JS: If you are still able to put some into a retirement account, but you’re nervous that your pay is decreased or your job might not be around next month, a Roth IRA or even the Roth 401K, which a lot of companies now allow, gives you some access to funds. An individual can put money into a Roth IRA and because you don’t get a tax break for the initial contribution—all the tax benefits are later on—the IRS [Internal Revenue Service] allows you to withdraw what you put in without penalty. You can’t take the growth, but if I put $1,000 into a Roth today, six months from now I can pull the $1,000 out, and there’s not going to be a penalty. So that’s a way you’re still investing for retirement longer term, but you do have access.
SW: What would be your advice for a median-income person in Bend who would like to work with a financial advisor? What sort of qualifications and certifications should they have?

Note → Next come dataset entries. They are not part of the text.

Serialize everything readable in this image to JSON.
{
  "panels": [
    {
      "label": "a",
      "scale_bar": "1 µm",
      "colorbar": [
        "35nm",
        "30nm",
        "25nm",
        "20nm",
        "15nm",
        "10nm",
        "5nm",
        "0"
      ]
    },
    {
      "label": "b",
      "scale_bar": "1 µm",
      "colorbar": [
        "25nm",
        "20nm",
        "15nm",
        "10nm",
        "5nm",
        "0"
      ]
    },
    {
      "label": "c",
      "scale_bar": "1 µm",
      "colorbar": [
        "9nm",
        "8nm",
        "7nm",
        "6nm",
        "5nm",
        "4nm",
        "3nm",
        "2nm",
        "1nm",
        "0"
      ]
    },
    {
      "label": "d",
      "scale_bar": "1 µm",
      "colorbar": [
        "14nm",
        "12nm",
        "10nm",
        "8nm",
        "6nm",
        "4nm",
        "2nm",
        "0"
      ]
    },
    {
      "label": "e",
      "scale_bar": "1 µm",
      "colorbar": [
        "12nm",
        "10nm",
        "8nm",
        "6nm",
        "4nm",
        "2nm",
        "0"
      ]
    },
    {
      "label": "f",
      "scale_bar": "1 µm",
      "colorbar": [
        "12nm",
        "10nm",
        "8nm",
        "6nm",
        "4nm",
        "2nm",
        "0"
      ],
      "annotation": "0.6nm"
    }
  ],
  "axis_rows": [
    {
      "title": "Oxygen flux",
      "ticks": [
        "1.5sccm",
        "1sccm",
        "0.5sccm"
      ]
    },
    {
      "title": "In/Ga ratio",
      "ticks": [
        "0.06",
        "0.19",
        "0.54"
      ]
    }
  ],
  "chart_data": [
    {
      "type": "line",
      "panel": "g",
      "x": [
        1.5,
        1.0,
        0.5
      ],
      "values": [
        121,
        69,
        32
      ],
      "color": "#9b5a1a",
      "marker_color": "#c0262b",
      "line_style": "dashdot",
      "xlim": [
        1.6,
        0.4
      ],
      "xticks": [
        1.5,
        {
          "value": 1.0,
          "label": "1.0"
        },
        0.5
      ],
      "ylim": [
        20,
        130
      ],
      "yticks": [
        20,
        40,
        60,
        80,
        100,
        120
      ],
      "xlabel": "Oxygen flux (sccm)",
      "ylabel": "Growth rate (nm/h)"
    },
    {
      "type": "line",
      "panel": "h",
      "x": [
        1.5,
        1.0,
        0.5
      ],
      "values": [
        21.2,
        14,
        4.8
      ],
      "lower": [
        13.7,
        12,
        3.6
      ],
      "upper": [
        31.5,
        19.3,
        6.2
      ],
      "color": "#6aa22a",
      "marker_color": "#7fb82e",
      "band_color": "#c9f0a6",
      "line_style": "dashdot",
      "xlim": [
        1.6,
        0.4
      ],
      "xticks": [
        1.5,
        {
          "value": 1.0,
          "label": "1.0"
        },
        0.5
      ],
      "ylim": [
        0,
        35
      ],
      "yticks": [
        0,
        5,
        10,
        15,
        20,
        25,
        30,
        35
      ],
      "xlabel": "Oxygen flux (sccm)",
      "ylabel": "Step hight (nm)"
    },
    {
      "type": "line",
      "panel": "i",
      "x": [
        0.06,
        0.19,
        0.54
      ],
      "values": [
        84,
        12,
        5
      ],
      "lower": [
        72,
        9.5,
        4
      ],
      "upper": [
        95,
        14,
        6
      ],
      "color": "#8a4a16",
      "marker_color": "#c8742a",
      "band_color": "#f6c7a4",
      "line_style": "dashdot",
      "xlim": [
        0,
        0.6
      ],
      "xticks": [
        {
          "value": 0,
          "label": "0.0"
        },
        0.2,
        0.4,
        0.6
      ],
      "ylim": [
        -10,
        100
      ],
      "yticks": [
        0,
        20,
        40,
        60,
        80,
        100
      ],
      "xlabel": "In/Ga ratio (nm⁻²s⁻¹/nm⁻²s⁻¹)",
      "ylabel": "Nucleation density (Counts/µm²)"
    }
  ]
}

JS: I have the CFP, Certified Financial Planner, designation, and it’s still considered the highest designation for financial planning. I think that should be the minimum a person looks for in an advisor, and it’s a lot more common now. And then I think it’s extremely valuable to be with a fee-only advisor, which means they’re only paid an annual fee for their services, for their management and for their financial planning. So, they don’t get paid on one product more than another product. Both the CFP and fee-only designations automatically put the advisor in the position as fiduciary. (Editor’s note: a “fiduciary” must act in the client’s or investor’s best interest.)
And then I’ll mention one more: In the SRI world, there’s only one organization that an advisor can belong to, and that is the United States Sustainable Investment Forum, or the U.S. SIF.